Figure 9. Trajectory of droplet movement in the proposed method. (a) Input droplets; (b) Split droplets; (c) Finish routing.

Figure 10. Trajectory of droplet movement in the state-of-the art method. (a) Input droplets; (b) Finish routing.

Figure 11 shows the results of multiple couples of droplet routing. Even if the number of droplets is increased, our proposed method demonstrates the effectiveness compared to the state-of-the-art method. The results show that the biochip size obtained by the proposed method is reduced by up to 81.4% and by 56.2% on average. Specifically, Case 1 and Case 20 show that our method achieves the slight reduction of the biochip size. As aforementioned, the state-of-the-art method fails to reduce the biochip size in the case with the large droplets.

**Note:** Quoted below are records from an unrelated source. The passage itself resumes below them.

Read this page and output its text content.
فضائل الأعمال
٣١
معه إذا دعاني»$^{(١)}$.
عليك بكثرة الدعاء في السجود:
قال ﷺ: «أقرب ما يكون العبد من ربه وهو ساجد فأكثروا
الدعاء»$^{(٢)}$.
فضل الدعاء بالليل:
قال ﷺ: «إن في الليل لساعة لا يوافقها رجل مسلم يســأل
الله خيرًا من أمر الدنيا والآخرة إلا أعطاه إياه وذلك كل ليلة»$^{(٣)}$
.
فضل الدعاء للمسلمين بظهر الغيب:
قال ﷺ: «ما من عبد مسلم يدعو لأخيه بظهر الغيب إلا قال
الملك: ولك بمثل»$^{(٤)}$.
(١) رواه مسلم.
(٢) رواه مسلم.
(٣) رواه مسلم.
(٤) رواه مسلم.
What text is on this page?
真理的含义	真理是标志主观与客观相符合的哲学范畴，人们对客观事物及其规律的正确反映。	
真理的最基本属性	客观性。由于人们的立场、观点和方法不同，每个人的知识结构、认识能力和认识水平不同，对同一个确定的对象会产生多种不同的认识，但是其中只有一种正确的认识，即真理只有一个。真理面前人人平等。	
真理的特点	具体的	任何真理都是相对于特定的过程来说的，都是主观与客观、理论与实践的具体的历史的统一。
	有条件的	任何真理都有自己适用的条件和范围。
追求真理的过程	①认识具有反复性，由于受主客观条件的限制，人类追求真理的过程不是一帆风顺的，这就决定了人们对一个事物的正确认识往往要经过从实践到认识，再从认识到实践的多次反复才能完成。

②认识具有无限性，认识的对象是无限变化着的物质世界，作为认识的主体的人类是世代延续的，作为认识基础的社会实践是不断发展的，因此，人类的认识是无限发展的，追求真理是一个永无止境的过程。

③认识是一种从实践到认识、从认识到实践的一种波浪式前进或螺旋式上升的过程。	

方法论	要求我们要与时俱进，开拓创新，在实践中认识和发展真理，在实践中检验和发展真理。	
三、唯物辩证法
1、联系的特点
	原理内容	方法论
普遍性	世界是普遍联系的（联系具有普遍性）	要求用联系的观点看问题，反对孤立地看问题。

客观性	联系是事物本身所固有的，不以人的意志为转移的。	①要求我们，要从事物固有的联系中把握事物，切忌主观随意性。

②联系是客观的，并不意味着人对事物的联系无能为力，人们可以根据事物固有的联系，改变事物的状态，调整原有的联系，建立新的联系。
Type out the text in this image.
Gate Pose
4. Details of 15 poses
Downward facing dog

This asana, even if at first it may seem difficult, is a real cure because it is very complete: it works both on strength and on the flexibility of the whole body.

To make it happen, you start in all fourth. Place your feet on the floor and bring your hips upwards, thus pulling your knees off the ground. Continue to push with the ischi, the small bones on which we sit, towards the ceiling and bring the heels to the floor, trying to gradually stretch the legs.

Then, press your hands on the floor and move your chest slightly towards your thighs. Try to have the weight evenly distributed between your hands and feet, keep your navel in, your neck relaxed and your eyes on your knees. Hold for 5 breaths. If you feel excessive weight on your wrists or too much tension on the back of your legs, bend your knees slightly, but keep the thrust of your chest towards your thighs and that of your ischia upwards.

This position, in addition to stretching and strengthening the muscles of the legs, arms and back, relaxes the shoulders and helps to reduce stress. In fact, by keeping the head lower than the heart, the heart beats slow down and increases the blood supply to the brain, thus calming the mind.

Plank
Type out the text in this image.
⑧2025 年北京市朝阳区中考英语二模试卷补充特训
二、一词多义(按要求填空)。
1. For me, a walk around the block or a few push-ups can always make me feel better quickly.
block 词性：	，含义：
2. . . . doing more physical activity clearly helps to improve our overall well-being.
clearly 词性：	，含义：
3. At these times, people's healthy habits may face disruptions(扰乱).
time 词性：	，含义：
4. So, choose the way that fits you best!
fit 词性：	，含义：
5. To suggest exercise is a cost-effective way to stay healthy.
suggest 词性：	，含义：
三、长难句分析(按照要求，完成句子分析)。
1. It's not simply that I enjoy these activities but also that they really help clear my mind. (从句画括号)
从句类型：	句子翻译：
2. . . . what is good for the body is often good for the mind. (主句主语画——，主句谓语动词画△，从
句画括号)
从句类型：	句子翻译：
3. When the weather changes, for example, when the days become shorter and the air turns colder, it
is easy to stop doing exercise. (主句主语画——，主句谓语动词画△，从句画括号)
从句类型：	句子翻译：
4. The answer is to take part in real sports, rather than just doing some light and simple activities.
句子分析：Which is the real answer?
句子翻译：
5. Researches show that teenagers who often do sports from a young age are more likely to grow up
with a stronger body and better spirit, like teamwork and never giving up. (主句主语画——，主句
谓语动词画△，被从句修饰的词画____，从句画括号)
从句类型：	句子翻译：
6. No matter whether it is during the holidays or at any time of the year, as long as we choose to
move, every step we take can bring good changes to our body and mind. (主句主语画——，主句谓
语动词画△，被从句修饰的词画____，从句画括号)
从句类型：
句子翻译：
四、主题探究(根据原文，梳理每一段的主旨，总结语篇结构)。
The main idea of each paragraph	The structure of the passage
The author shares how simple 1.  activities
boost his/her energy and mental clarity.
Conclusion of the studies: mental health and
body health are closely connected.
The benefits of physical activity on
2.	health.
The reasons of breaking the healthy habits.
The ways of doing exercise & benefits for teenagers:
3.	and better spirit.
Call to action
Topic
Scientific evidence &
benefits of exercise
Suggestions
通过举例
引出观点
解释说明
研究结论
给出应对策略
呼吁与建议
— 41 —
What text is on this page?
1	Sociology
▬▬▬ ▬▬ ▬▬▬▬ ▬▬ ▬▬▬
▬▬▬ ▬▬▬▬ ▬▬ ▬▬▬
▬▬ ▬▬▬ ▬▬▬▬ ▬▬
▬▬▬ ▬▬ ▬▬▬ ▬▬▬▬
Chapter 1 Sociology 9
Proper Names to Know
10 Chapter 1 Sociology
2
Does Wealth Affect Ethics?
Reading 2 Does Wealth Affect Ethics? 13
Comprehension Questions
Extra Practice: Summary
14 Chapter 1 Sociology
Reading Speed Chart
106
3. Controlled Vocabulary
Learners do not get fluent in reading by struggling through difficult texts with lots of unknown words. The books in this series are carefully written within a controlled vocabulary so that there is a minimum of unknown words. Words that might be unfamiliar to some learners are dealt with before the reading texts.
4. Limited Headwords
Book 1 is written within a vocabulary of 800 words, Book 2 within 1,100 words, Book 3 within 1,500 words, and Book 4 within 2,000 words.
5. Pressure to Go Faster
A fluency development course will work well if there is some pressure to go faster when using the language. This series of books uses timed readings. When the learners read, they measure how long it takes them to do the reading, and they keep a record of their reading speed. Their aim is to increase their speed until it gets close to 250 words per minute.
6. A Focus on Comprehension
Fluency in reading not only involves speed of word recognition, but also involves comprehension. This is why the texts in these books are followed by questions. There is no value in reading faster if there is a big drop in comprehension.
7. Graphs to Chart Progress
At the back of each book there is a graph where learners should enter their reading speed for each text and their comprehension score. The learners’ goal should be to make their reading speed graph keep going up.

Figure 11. Results of multiple couples of droplets routing.

Through these experiments, we demonstrate that the proposed method outperforms the state-of-the-art method. With the reduction of the biochip size, we imply that other manipulations will be conducted. In addition, the microelectrode degradation and contamination on the cells are taken into account in the future.

4. Conclusions

We have proposed the routing method to reduce the biochip size, allowing the splitting operation during routing. In addition, we extend our proposed method to multiple couples of droplet routing to aim at high reliability and throughput by exploiting the potential of the MEDA biochip. In the experimental results, our proposed method outperforms the state-of-the-art method and dramatically reduces the biochip size in routing.

We imply that our contribution enables other biochemical manipulations at the same time on the biochip. The proposed method, however, additionally requires splitting operations unlike the state-of-the-art method, and the operation may produce the error of the density and volume. In the future, we plan to deal with the issues above. Moreover, we will develop error-tolerant techniques for droplet routing.